For annotation F, let's dissect this a little more. “Year: 1992” is the specific year within one of those 30 year windows that you’re hovering over. “Cycle Start Year: 1982” means that this 30 year section of data was 1982 through 2012. And, lastly “Portfolio: $2,543,937” means exactly what you think it might, that your portfolio would have been exactly that in real dollars.

All of these same things applies for both of the charts shown. The chart on the left is the "Portfolio" chart, showing the value of your simulated portfolio over time. And the chart on the right shows your "Spending" over the course of the simulation. For this example, I am showing the default scenario, which is $40,000 per year spending, always adjusted for inflation. This is why the Spending chart remains a flat line (or a bunch of flat lines on top of each other). They're all $40,000. When we go over variable spending plans, this chart will change dramatically.

Success Rate

The most basic, and arguably the most important statistic, is the “Success Rate”. In cFIREsim, “success” is defined as your portfolio never reaching $0 in the time span that you provided on the form. In the case of the above chart, you can see “Success Rate: 96.67% - Failed 4 of 119 total cycles”. Out of ALL of the 30 year time chunks from 1871 to present, 4 of those chunks would have occurred in a period of stock market change and inflation that would have resulted in your portfolio running out! In later blog posts, we’ll talk a great deal about the “success” metric and how your personal risk profile matters to these calculations. But for now, let’s talk about the other items in this chart.

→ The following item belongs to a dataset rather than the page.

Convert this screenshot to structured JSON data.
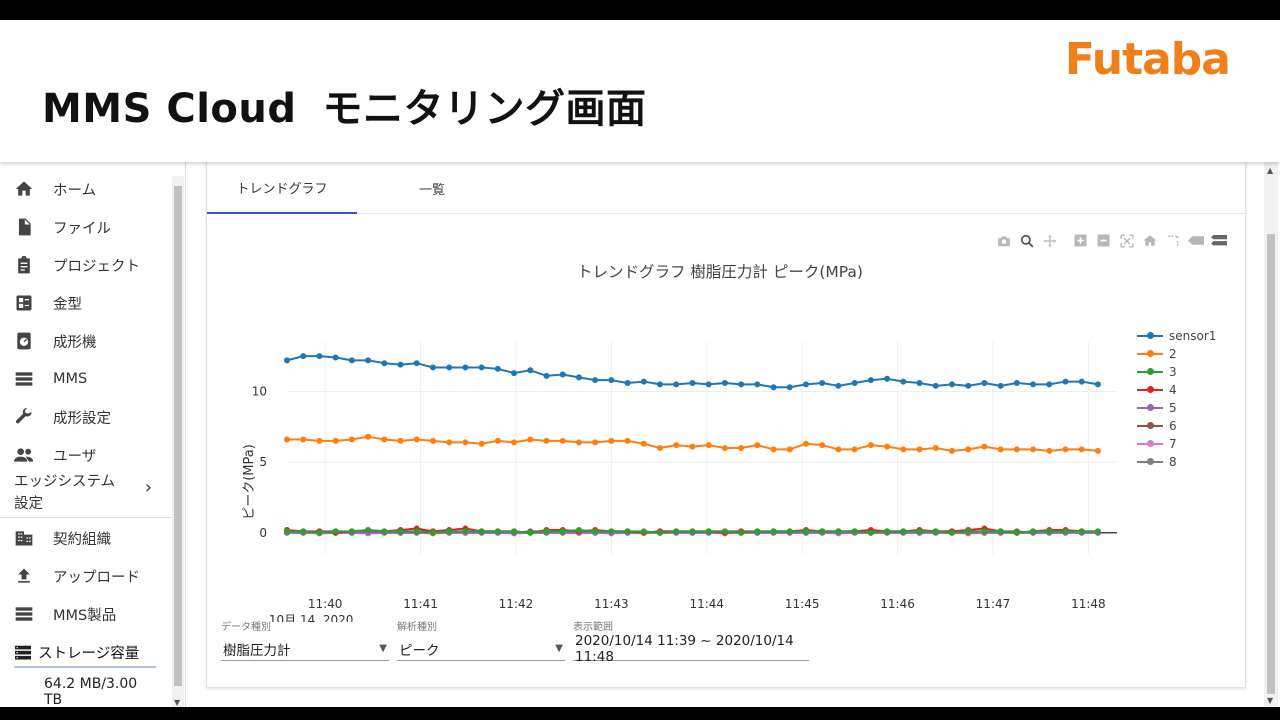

The “Average Portfolio at Retirement” is fairly self explanatory. On your retirement date, how much money did you have in your portfolio? Because we’re looking at the default scenario (which is retiring in the current year, with a $1,000,000 portfolio and $40,000 per year spending), we see that out of the 119 cycles, we always have $1,000,000 in our portfolio. This number will change if we set our retirement date in the future, because cFIREsim will be calculating all of the potential market gains/losses that portfolio might have between now and that future date.

Below the “Success Rate” and the “Average Portfolio at Retirement” row, we have an even bigger chart. This chart takes ALL of the portfolio and withdrawal information for all 119 cycles, and tells us the average, the median, the standard deviation, the lowest and the highest values. For the sake of keeping to “The Basics”, I will talk about the first row which talks about the averages. The first row, first column, is the “Average Ending Portfolio”. This takes all 119 cycles and averages out what the portfolio value would be after all 30 years have passed, in real dollars (insert link of definition of real vs nominal). In the next column, we have the “Average Yearly Withdrawals”. This is a pretty straight-forward number, because we chose $40,000 spending and made sure that the spending value never changed. The next column should be also just as straight-forward. The “Average Total Withdrawals” tells us the average of how much money was “spent” over the course of the entire 30 years of the simulation. Because we chose an unwavering $40,000 spend over 30 years: $40,000 x 30 = $1,200,000. In future posts, we’ll talk about spending plans that vary over time, which can greatly affect this number.